Protestai cercando di ottenere ulteriori spiegazioni, e venni sommerso da una serie di ulteriori proteste e rimbrotti poco gradevoli sia nella forma che nella sostanza, esposti in modo concitato e confuso e quindi per nulla chiarificatori circa l’oggetto del contendere.
Alla fine sbottai:
“Zitto! Fermati un attimo e spiegati come si deve! Cosa cavolo avrei fatto di sbagliato?”.
“E me lo chiedi? Ci prenoti controlli per pazienti che poi non si presentano, così ci restano dei buchi vuoti, noi perdiamo tempo prezioso e le liste di attesa per gli esterni si allungano sempre di più…!”.
Un po’ piccato, ribattei:
“E quando si sarebbe verificata questa cosa tremenda?”.

“Stamane, per esempio. Hai prenotato per le ore 8 un’ecografia alla signora Piazza: sono ormai le 11, l’abbiamo chiamata almeno quattro volte, ma la signora Piazza non c’è. Capirai anche tu che non si può andare avanti così!”.

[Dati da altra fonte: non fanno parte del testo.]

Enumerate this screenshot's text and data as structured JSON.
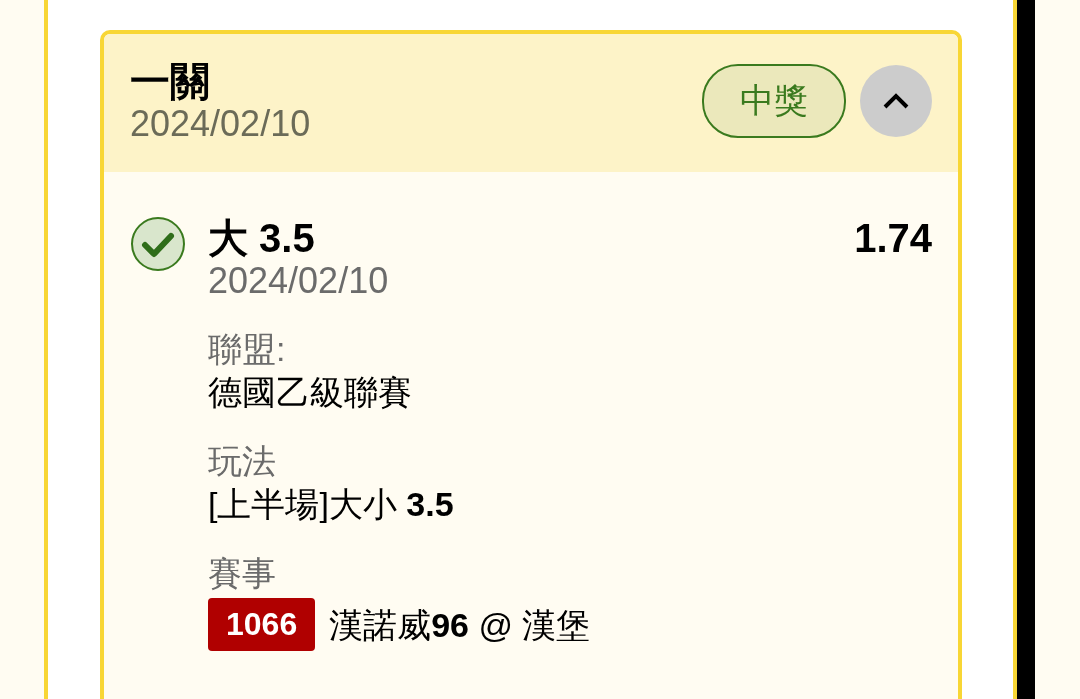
{
  "bet": {
    "title": "一關",
    "date": "2024/02/10",
    "result_badge": "中獎",
    "expanded": true,
    "legs": [
      {
        "selection": "大 3.5",
        "date": "2024/02/10",
        "odds": "1.74",
        "checked": true,
        "fields": [
          {
            "label": "聯盟:",
            "value": "德國乙級聯賽"
          },
          {
            "label": "玩法",
            "value": "[上半場]大小 **3.5**"
          },
          {
            "label": "賽事",
            "match_number": "1066",
            "value": "漢諾威**96** @ 漢堡"
          }
        ]
      }
    ]
  }
}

Nel mentre che il collega parlava, io passai mentalmente in rassegna, in pochi secondi, tutti i nostri dializzati e conclusi che tra di essi non c’era e non c’era mai stata una signora Piazza. Lo dissi, con tono calmo e sicuro, e l’irritazione del radiologo, all’altro capo del filo, crebbe ulteriormente:
“Ma che cavolo dici! Guarda, ho qui in mano il foglio di prenotazione con tutti i dati della paziente, ed è firmato proprio da te, conosco benissimo la tua firma. Ecco qua: Lunedì 14 Maggio, ore 8, signora Piazza.... Ah, ecco, ecco qua: Piazza! Piazza..., hmm…, Piazza…, hmm, …Armerina”.
L’ultima parola fu pronunciata più lentamente e con tono che andava progressivamente spegnendosi. Poi la frase si interruppe a metà con una specie di singulto, a cui seguì un lungo silenzio imbarazzato, che si concluse con il click dei ricevitore che veniva riabbassato.
La supposta signora Piazza era in realtà un grosso omaccione calabrese di origine siciliana, nato a Piazza Armerina, e che ormai, dopo oltre tre ore di attesa nell’anticamera della radiologia senza venire mai chiamato, cominciava a manifestare tutti i sintomi classici di una brusca crisi ipertensiva.